El director de Gestión del Tramo Alto Paraná explicó además que la reformulación del proyecto comenzó a tomar impulso en 2020, luego de distintas reuniones mantenidas con representantes de sectores productivos, profesionales y empresarios de la provincia. Según indicó, en esos encuentros surgió con fuerza la preocupación por la disponibilidad energética necesaria para acompañar el crecimiento de Misiones durante las próximas décadas.

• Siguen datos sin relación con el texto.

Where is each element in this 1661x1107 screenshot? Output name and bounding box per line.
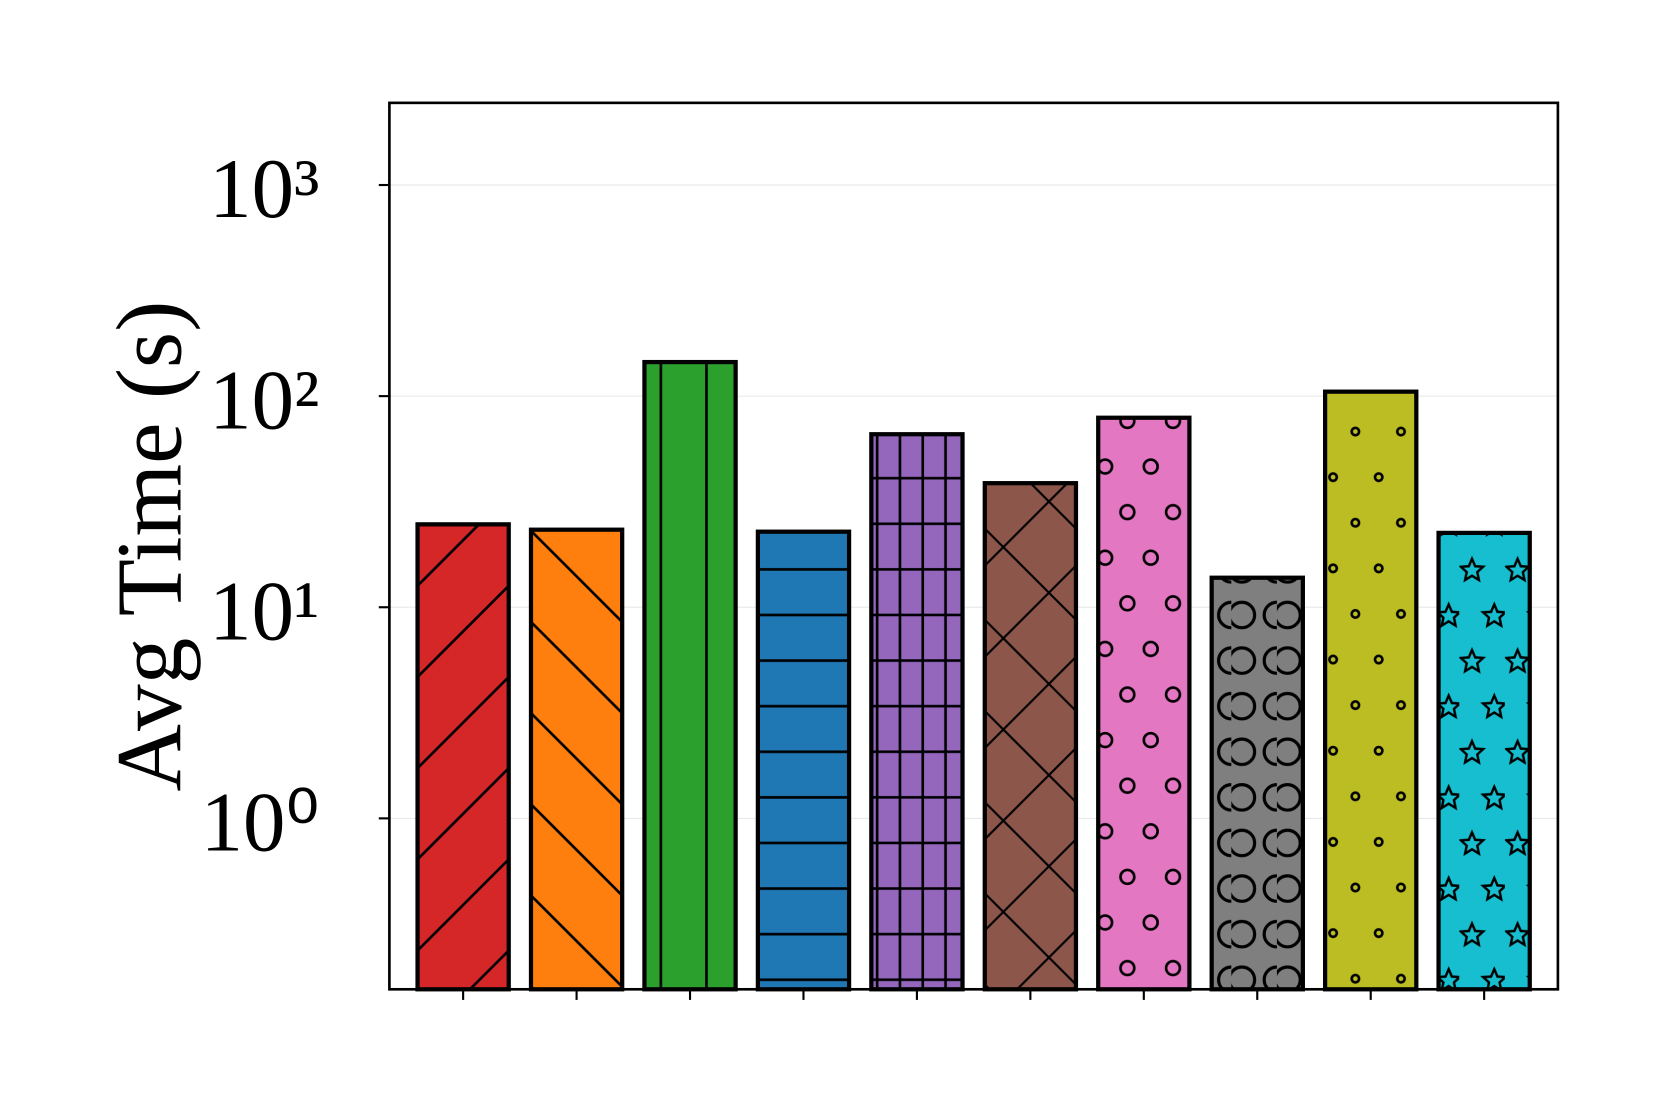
bar-hatch [755,529,852,992]
y-tick-label: 10⁰ [201,776,320,870]
bar-hatch [982,481,1079,992]
y-tick-label: 10³ [209,142,319,236]
y-tick-label: 10² [209,353,319,447]
plot-frame [388,101,1560,991]
bar-hatch [869,432,965,992]
y-axis-label: Avg Time (s) [99,301,202,792]
bar-hatch [1209,575,1305,992]
bar-hatch [1096,415,1192,992]
bar-hatch [642,359,738,992]
bar-hatch [528,527,625,992]
bar-hatch [1322,389,1419,992]
y-tick-label: 10¹ [209,564,319,658]
bar-hatch [415,522,511,992]
bar-hatch [1436,530,1532,992]
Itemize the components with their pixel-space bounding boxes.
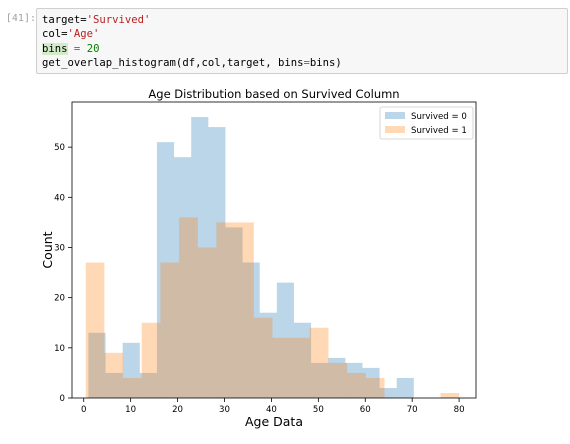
y-tick-label: 10: [54, 344, 65, 354]
histogram-bar-survived-0: [345, 362, 363, 398]
x-tick-label: 70: [407, 405, 418, 415]
x-tick-label: 20: [172, 405, 183, 415]
histogram-bar-survived-0: [191, 117, 209, 399]
code-token: 'Age': [67, 28, 100, 41]
histogram-bar-survived-0: [139, 372, 157, 398]
histogram-bar-survived-0: [225, 227, 243, 398]
bars-layer: [85, 117, 460, 399]
legend-label-survived-1: Survived = 1: [411, 126, 467, 136]
legend: Survived = 0 Survived = 1: [379, 106, 474, 140]
histogram-bar-survived-1: [347, 372, 366, 398]
histogram-bar-survived-0: [208, 127, 226, 398]
histogram-bar-survived-0: [362, 367, 380, 398]
code-cell-input[interactable]: target='Survived' col='Age' bins = 20 ge…: [36, 8, 568, 74]
code-token: get_overlap_histogram(df,col,target, bin…: [42, 56, 304, 69]
legend-swatch-survived-1: [385, 126, 405, 133]
histogram-bar-survived-1: [123, 377, 142, 398]
histogram-bar-survived-0: [259, 312, 277, 398]
x-tick-label: 0: [81, 405, 86, 415]
legend-box: [379, 106, 474, 140]
histogram-bar-survived-1: [197, 247, 217, 398]
code-line: col='Age': [42, 28, 99, 40]
histogram-bar-survived-0: [105, 372, 123, 398]
x-tick-label: 40: [266, 405, 277, 415]
code-editor[interactable]: target='Survived' col='Age' bins = 20 ge…: [42, 13, 342, 70]
y-tick-label: 40: [54, 193, 65, 203]
histogram-bar-survived-0: [242, 262, 260, 398]
code-token: col=: [42, 28, 68, 41]
histogram-bar-survived-0: [88, 332, 106, 398]
cell-prompt: [41]:: [5, 13, 36, 24]
code-line: target='Survived': [42, 14, 150, 26]
histogram-bar-survived-0: [311, 362, 329, 398]
code-token: target=: [42, 14, 87, 26]
histogram-bar-survived-0: [276, 282, 294, 398]
histogram-bar-survived-1: [253, 317, 273, 398]
histogram-bar-survived-0: [174, 157, 192, 398]
x-tick-label: 60: [360, 405, 371, 415]
histogram-bar-survived-1: [291, 337, 310, 398]
histogram-bar-survived-0: [379, 387, 397, 398]
histogram-bar-survived-0: [122, 342, 140, 398]
x-tick-label: 10: [125, 405, 136, 415]
histogram-bar-survived-1: [328, 362, 348, 398]
code-token: bins: [42, 42, 68, 55]
histogram-bar-survived-1: [141, 322, 161, 398]
x-tick-label: 80: [454, 405, 465, 415]
histogram-bar-survived-0: [293, 322, 312, 398]
legend-swatch-survived-0: [385, 112, 405, 119]
code-token: 20: [86, 42, 100, 55]
ticks-layer: 0 10 20 30 40 50 60 70 80 0 10 20 30 40 50: [54, 143, 465, 415]
histogram-bar-survived-1: [440, 392, 460, 398]
plot-frame: [71, 101, 477, 399]
x-tick-label: 50: [313, 405, 324, 415]
x-tick-label: 30: [219, 405, 230, 415]
code-token: =: [73, 42, 81, 55]
histogram-bar-survived-0: [156, 142, 175, 398]
histogram-bar-survived-0: [396, 377, 414, 398]
legend-label-survived-0: Survived = 0: [411, 112, 467, 122]
histogram-bar-survived-1: [235, 222, 254, 398]
x-axis-label: Age Data: [245, 414, 303, 429]
histogram-bar-survived-1: [216, 222, 236, 398]
histogram-bar-survived-1: [309, 327, 329, 398]
code-line: get_overlap_histogram(df,col,target, bin…: [42, 57, 342, 69]
code-token: bins): [309, 56, 342, 69]
histogram-bar-survived-1: [179, 217, 198, 398]
y-tick-label: 0: [60, 394, 65, 404]
plot-background: [72, 102, 476, 398]
y-tick-label: 20: [54, 294, 65, 304]
code-token: =: [303, 56, 310, 69]
y-tick-label: 30: [54, 243, 65, 253]
histogram-bar-survived-1: [160, 262, 180, 398]
histogram-bar-survived-1: [85, 262, 105, 398]
histogram-bar-survived-1: [272, 337, 292, 398]
histogram-bar-survived-0: [328, 357, 346, 398]
chart-title: Age Distribution based on Survived Colum…: [148, 87, 399, 101]
y-axis-label: Count: [40, 231, 55, 268]
y-tick-label: 50: [54, 143, 65, 153]
histogram-bar-survived-1: [104, 352, 124, 398]
histogram-bar-survived-1: [365, 377, 385, 398]
code-token: 'Survived': [86, 14, 151, 26]
code-line: bins = 20: [42, 42, 100, 55]
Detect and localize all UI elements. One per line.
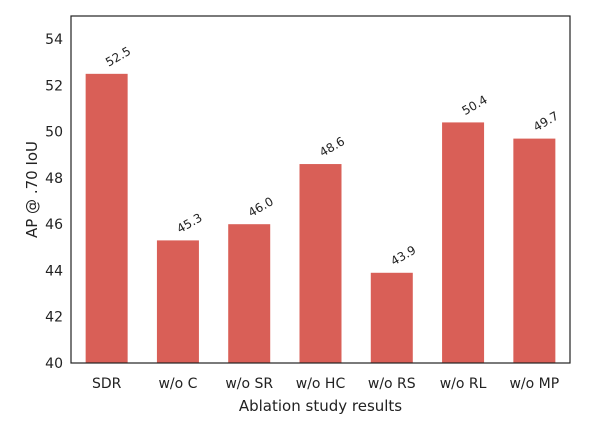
bar-w-o-hc — [299, 164, 342, 363]
bar-value-label: 48.6 — [317, 134, 347, 159]
bars-group — [85, 73, 556, 363]
y-tick-label: 52 — [45, 78, 63, 94]
y-tick-label: 48 — [45, 171, 63, 187]
x-axis-label: Ablation study results — [239, 397, 402, 415]
y-axis-label: AP @ .70 IoU — [23, 141, 41, 238]
bar-value-label: 49.7 — [531, 109, 561, 134]
x-tick-label: w/o RL — [440, 376, 487, 392]
bar-w-o-mp — [513, 138, 556, 363]
bar-value-label: 46.0 — [246, 194, 276, 219]
x-tick-label: w/o RS — [368, 376, 416, 392]
bar-sdr — [85, 73, 128, 363]
y-tick-label: 54 — [45, 32, 63, 48]
y-tick-label: 46 — [45, 217, 63, 233]
bar-value-label: 43.9 — [388, 243, 418, 268]
plot-frame — [70, 15, 571, 364]
bar-value-label: 50.4 — [460, 93, 490, 118]
x-tick-label: w/o C — [158, 376, 197, 392]
bar-w-o-rs — [370, 272, 413, 363]
x-axis-ticks: SDR w/o C w/o SR w/o HC w/o RS w/o RL w/o MP — [92, 376, 559, 392]
bar-value-label: 52.5 — [103, 44, 133, 69]
x-tick-label: w/o HC — [296, 376, 346, 392]
y-tick-label: 40 — [45, 356, 63, 372]
bar-w-o-sr — [228, 224, 271, 363]
y-axis-ticks: 40 42 44 46 48 50 52 54 — [45, 32, 63, 372]
bar-value-label: 45.3 — [174, 211, 204, 236]
bar-w-o-rl — [442, 122, 485, 363]
y-tick-label: 44 — [45, 263, 63, 279]
x-tick-label: w/o MP — [509, 376, 559, 392]
y-tick-label: 50 — [45, 125, 63, 141]
bar-w-o-c — [156, 240, 199, 363]
y-tick-label: 42 — [45, 310, 63, 326]
x-tick-label: SDR — [92, 376, 122, 392]
x-tick-label: w/o SR — [225, 376, 273, 392]
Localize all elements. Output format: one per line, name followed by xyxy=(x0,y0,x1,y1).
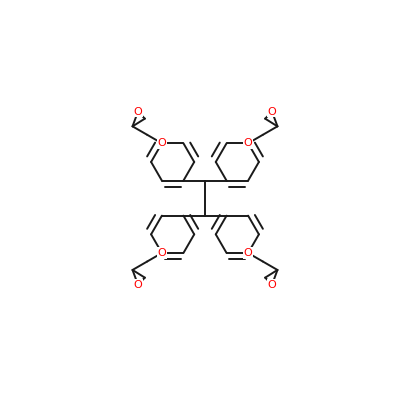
Text: O: O xyxy=(158,138,166,148)
Text: O: O xyxy=(158,248,166,258)
Text: O: O xyxy=(134,280,142,290)
Text: O: O xyxy=(244,248,252,258)
Text: O: O xyxy=(268,107,276,117)
Text: O: O xyxy=(268,280,276,290)
Text: O: O xyxy=(134,107,142,117)
Text: O: O xyxy=(244,138,252,148)
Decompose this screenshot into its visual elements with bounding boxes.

“Hemos recibido invitaciones de consejos profesionales y sectores productivos que nos plantearon que Misiones necesita una reserva energética para garantizar el desarrollo de los próximos 50 años. Cuando hablamos de energía no solo hablamos de electricidad, sino también de calidad de vida, de crecimiento industrial y de oportunidades para las futuras generaciones”, manifestó.
Guardo consideró además que una mayor disponibilidad energética podría generar beneficios directos para la economía provincial. Actualmente, explicó, la provincia enfrenta costos elevados en materia energética, una situación que repercute tanto en los hogares como en las empresas. “Entendemos que un proyecto de estas características puede venir acompañado de mejoras en los costos de distribución y de mejores condiciones para la industria. Tener energía abundante y a mejores precios mejora la competitividad, facilita nuevas inversiones y permite acompañar el crecimiento económico”, señaló.
Consultado sobre la posibilidad de que el proyecto avance sin una nueva consulta popular, el funcionario fue categórico al afirmar que la participación ciudadana será una condición indispensable en cualquier instancia futura. “No hay ninguna alternativa que no incluya la voluntad popular. Nosotros no estamos tratando de imponer una idea, sino de exponer un proyecto y brindar información para que la sociedad pueda debatirlo. A diferencia de lo que ocurrió hace décadas con otras obras hidroeléctricas, entendemos que la participación ciudadana es fundamental”, afirmó.
Otro de los temas abordados durante la entrevista fue la preocupación de algunos sectores respecto a posibles afectaciones territoriales, entre ellas la situación de la Isla Caraguatay y otros espacios vinculados a actividades recreativas y turísticas. Sobre este punto, Guardo indicó que ya se encuentra en marcha un relevamiento detallado para determinar el impacto potencial del proyecto en cada zona.
“Tenemos relevados absolutamente todos los espacios y próximamente comenzaremos a trabajar junto a la Facultad de Ingeniería de la Universidad Nacional de Misiones en el relevamiento de los activos afectados. Esto incluye clubes de pesca y otros espacios que podrían verse alcanzados por el proyecto. La idea es contar con información precisa y transparente para que cada situación pueda ser analizada de manera responsable”, explicó.
La charla informativa organizada por la Cámara de Comercio e Industria de Montecarlo (CACIM) y la Comisión Mixta del Río Paraná se realizará el próximo miércoles 1 de julio a las 18:30 horas en el SUM de la Cooperativa Agrícola de Montecarlo. Durante el encuentro se presentarán detalles técnicos, ambientales y económicos de la iniciativa, en una instancia que busca acercar información a la comunidad y promover el debate sobre uno de los proyectos energéticos más relevantes para el futuro de Misiones.